The recent extreme weather events are no longer anomalies. They illustrate the disturbing, long-term reality of climate change and the need for the United States to adopt a comprehensive strategy to cut its greenhouse gas emissions before it is too late. Our climate is like a ship caught in the middle of a storm, where persistent rain and relentless waves are pouring more and more water into the hull. To save our ship, we must use every means available to bail the water overboard. In other words, we need every available technology and each sector of our economy to decarbonize as soon as possible.

For some, like the power and transportation sectors, there’s a linear pathway. They must retire their fossil fuel power plants and replace them with renewables — and then electrify cars and trucks to run on that clean energy. But others — like industrial manufacturing, agriculture, and aviation — have a less certain decarbonization pathway because there are few mature zero-emission technologies ready to be deployed, and it may take decades (which we don’t have) to fully implement them.

So, how do we keep the ship afloat long enough to make it safely through the storm? One solution lies in Carbon Dioxide Removal (CDR) technologies that can remove CO2 directly from the atmosphere. CDR not only addresses historical emissions but also counterbalances those hard-to-decarbonize industries as they find a way to reach net zero.

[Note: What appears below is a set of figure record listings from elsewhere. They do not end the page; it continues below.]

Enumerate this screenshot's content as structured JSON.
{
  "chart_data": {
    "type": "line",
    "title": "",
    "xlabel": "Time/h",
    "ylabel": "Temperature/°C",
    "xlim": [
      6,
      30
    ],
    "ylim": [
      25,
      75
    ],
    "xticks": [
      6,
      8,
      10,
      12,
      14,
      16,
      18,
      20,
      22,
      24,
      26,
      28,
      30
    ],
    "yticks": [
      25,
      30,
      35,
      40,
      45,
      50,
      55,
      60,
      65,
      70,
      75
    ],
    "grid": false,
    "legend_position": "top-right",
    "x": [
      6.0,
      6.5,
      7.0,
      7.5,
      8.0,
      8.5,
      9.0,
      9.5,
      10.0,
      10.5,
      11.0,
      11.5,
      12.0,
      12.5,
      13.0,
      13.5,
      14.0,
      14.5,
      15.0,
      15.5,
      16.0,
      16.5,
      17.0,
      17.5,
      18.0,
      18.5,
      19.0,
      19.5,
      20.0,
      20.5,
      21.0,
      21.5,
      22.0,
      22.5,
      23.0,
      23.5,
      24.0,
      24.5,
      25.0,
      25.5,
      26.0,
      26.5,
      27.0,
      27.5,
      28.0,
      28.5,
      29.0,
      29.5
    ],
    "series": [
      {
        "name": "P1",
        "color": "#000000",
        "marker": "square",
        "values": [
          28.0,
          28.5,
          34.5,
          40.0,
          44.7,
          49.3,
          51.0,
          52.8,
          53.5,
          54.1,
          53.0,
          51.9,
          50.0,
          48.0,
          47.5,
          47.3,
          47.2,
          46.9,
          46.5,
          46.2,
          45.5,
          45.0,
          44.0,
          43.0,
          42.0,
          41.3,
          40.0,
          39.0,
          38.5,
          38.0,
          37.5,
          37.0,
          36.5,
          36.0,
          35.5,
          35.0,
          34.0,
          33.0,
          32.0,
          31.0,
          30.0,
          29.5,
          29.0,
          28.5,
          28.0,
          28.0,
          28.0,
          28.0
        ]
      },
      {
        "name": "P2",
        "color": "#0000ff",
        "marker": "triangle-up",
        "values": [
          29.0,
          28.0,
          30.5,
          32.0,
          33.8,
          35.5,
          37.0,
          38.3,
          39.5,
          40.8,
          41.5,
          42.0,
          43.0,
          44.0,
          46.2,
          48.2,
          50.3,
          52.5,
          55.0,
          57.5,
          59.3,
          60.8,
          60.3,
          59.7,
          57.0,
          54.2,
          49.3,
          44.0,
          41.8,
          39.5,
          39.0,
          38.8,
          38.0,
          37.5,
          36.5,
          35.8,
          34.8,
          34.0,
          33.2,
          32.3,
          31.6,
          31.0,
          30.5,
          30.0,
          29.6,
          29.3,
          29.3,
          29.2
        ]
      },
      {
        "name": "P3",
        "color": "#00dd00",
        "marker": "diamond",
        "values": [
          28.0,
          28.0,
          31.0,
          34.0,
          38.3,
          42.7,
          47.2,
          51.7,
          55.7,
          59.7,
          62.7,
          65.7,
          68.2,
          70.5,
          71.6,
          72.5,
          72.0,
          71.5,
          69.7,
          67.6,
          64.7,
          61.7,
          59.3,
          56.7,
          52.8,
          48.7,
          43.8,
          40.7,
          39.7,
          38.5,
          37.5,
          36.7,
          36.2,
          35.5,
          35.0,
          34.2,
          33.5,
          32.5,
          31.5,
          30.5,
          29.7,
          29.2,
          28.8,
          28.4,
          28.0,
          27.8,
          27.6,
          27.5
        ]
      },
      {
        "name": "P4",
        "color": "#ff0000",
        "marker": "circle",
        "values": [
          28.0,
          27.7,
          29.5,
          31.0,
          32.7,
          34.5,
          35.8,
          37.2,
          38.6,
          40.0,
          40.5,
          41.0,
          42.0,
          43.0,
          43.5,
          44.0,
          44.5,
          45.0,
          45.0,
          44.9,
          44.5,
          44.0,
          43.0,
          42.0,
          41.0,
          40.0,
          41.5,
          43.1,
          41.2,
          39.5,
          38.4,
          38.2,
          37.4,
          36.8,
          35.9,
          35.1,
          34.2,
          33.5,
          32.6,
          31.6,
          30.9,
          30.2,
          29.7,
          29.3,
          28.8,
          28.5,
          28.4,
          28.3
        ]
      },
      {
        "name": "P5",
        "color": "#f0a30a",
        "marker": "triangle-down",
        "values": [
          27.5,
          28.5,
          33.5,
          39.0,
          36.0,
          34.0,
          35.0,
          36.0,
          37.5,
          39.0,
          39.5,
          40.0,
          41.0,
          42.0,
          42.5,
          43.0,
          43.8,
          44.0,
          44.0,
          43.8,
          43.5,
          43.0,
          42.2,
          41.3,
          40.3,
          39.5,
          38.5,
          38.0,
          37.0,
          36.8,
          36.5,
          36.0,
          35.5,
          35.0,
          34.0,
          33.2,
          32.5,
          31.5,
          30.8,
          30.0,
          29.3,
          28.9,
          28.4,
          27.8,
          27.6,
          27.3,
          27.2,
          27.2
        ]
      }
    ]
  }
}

Companies like Charm Industrial, Climeworks, and Heirloom are already developing and deploying CDR technologies with a diverse roster of clients and partners. They remove CO2 from the atmosphere by sequestering carbon in bio-oil derived from agricultural waste, deploying direct air capture to filter CO2 from ambient air, and helping minerals absorb CO2 from the air at an accelerated rate. These technologies are the beginning of a vibrant and critical carbon removal industry, which has already created customer partnerships with major companies like Microsoft, Shopify, and Stripe. Despite this strong start, however, we need more companies and entrepreneurs to get involved — and we need the federal government’s help to achieve this.

Just as federal efforts are necessary to speed up the deployment of renewable energy and the electrification of transportation, CDR businesses will need similar levels of federal investment to scale up, in order to reverse the accumulating CO2 in the atmosphere. We are certain that when properly incentivized, CDR can be both a major climate solution for residual carbon emissions and a major job creator.

The good news is policymakers have already started down the path of incentivizing carbon capture, utilization, and storage (CCUS) at point sources of emissions — like fossil fuel power plants and other industrial facilities — through the 45Q tax credit. The bad news is that in 45Q’s current form, it prioritizes the prevention of new emissions and does far too little to address the carbon already in the atmosphere — water already in the hull. To be a true launchpad for the CDR sector, 45Q must be expanded to include many kinds of innovative CDR solutions in addition to Direct Air Capture, which is already eligible. It must support these technologies earlier by lowering the eligibility threshold so they can mature faster, offer an option for direct payment (preventing the loss of value through the tax equity market), and increase the sequestration credit to $180/ton.

These changes will lead the U.S. to see explosive growth in the CDR sector and dramatic reductions in the cost of decarbonization. This can be further accelerated if the federal government purchases early-stage carbon removal to address its own residual emissions from its sprawling agency buildings, transportation requirements, and global footprint, as envisioned in the bipartisan infrastructure package as part of the proposal to establish regional DAC hubs. In doing so, it would also play a key role in scaling CDR by being a first buyer, which will draw in other customers and provide critical stability for CDR companies.

If we want to reach the carbon removal scale necessary to make a real difference with climate change, it’s critical that the federal government increase CDR incentives and leverage its substantial procurement power to accelerate innovation and commercialization.

The upcoming reconciliation package is a good place to start as climate, jobs, and long-term innovation are core themes. If Congress is successful in passing these meaningful CDR policies, it will ensure we have bigger, better, and more plentiful means to remove water from the hull, save our ship, and keep us afloat for generations to come.